Today, that hatred has spread, making it impossible to form a government. Blue and White refuses to join Netanyahu in a national unity government, even one that includes rotating the premiership between the heads of the Likud and of Blue and White.

The Joint Arab List says it will support a minority government led by Blue and White, but only if all its demands are met, including that Israel reject the Trump peace plan and desist from any attacks on Gaza or Syria.

“We will not support attacks in Gaza,” Ahmed Tibi told The Jerusalem Post.

And Liberman, who hates everyone — Netanyahu, the chareidim, the Arabs, Benny Gantz — is being forced to the lesser “evil.” Though he recently insisted that Gantz is not fit to lead the country and that he would never join with the “fifth column” (i.e. the Arabs) in propping up a government, last week he backed Gantz and supported a law aimed at making it impossible for Netanyahu to form a government.

The proposed law would subvert democracy, disenfranchising the more than two million people who voted for Netanyahu to lead the country.

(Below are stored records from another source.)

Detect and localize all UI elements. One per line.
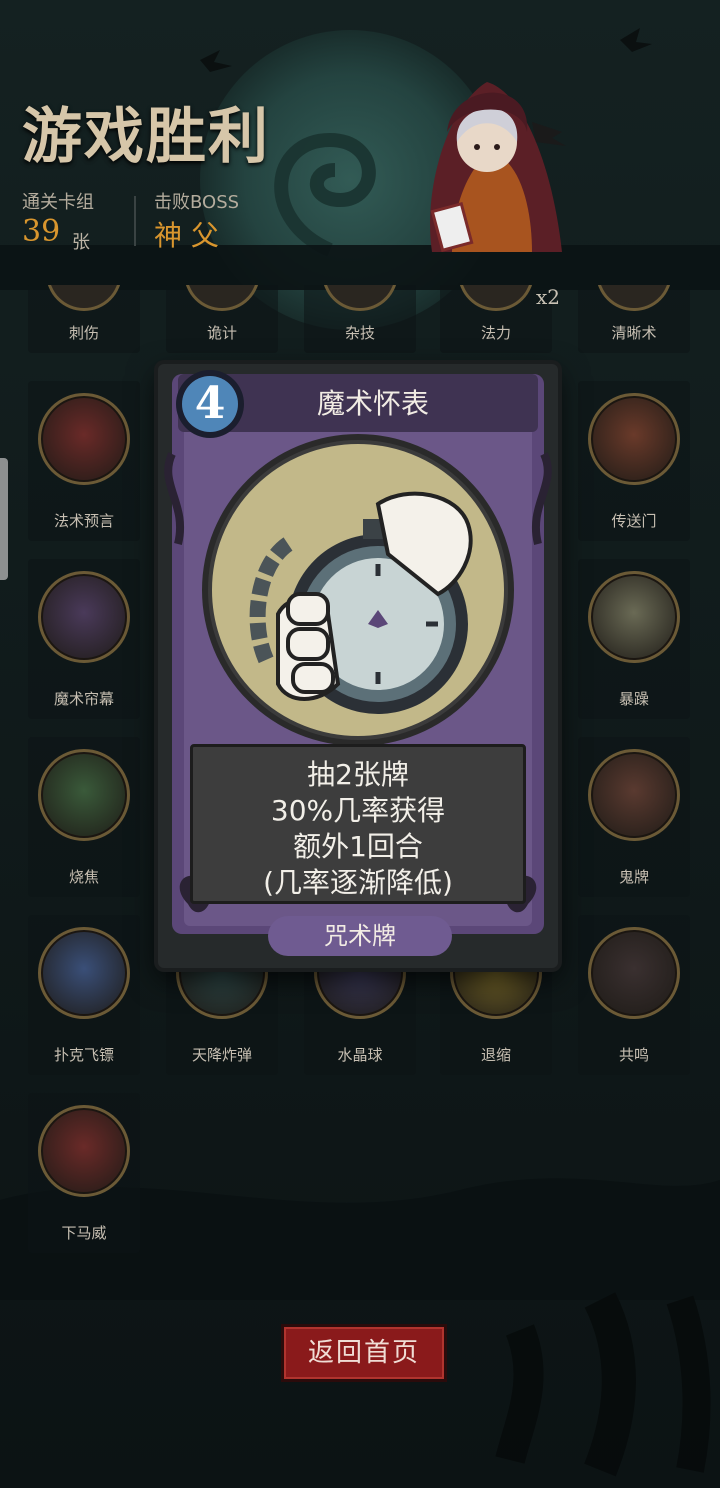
deck-card-3[interactable]: 杂技: [304, 285, 416, 353]
deck-card-8[interactable]: 魔术帘幕: [28, 559, 140, 719]
deck-card-name: 魔术帘幕: [53, 690, 114, 708]
deck-card-name: 传送门: [611, 512, 657, 530]
deck-card-7[interactable]: 传送门: [578, 381, 690, 541]
card-type-badge: 咒术牌: [268, 916, 452, 956]
lightning-icon: [38, 1105, 130, 1197]
deck-label: 通关卡组: [22, 192, 94, 213]
hero-portrait: [430, 82, 566, 252]
deck-card-name: 退缩: [480, 1046, 511, 1064]
deck-card-16[interactable]: 共鸣: [578, 915, 690, 1075]
acrobat-icon: [322, 285, 398, 311]
card-detail-popup[interactable]: 4 魔术怀表 抽2张牌 30%几率获得 额外1回合 (几率逐渐降低) 咒术牌: [158, 364, 558, 968]
prophecy-icon: [38, 393, 130, 485]
deck-card-6[interactable]: 法术预言: [28, 381, 140, 541]
card-dart-icon: [38, 927, 130, 1019]
stat-divider: [134, 196, 136, 246]
pocket-watch-icon: [249, 491, 473, 714]
deck-card-name: 下马威: [61, 1224, 107, 1242]
deck-card-name: 刺伤: [68, 324, 99, 342]
resonance-icon: [588, 927, 680, 1019]
portal-icon: [588, 393, 680, 485]
card-cost: 4: [194, 378, 226, 429]
card-count-badge: x2: [535, 285, 560, 309]
deck-card-name: 杂技: [344, 324, 375, 342]
deck-card-9[interactable]: 暴躁: [578, 559, 690, 719]
desc-line-2: 30%几率获得: [270, 794, 446, 827]
fire-icon: [38, 749, 130, 841]
deck-card-name: 共鸣: [618, 1046, 649, 1064]
boss-label: 击败BOSS: [154, 192, 240, 213]
rage-icon: [588, 571, 680, 663]
card-description: 抽2张牌 30%几率获得 额外1回合 (几率逐渐降低): [193, 757, 523, 901]
deck-card-name: 法力: [480, 324, 511, 342]
boss-name: 神 父: [154, 219, 219, 252]
stab-icon: [46, 285, 122, 311]
deck-card-name: 扑克飞镖: [53, 1046, 114, 1064]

Liberman’s position on the law puts it at odds with another group he hates, the leftists. Two senior officials at the Israel Democracy Institute, Prof. Yuval Shany and Prof. Yedidia Stern, fiercely oppose a law making it illegal for an MK under indictment to form a government.

“It is a law aimed at one individual, and it’s clear what its purpose is,” Stern said. “It must be opposed.” If it is passed, he suggested, the High Court should strike it down.

In the final analysis, it isn’t a fourth election that is the problem, but the polarization that has been driven by one man who hates everyone, and that will become even more severe should the country be subjected to yet another vile election campaign.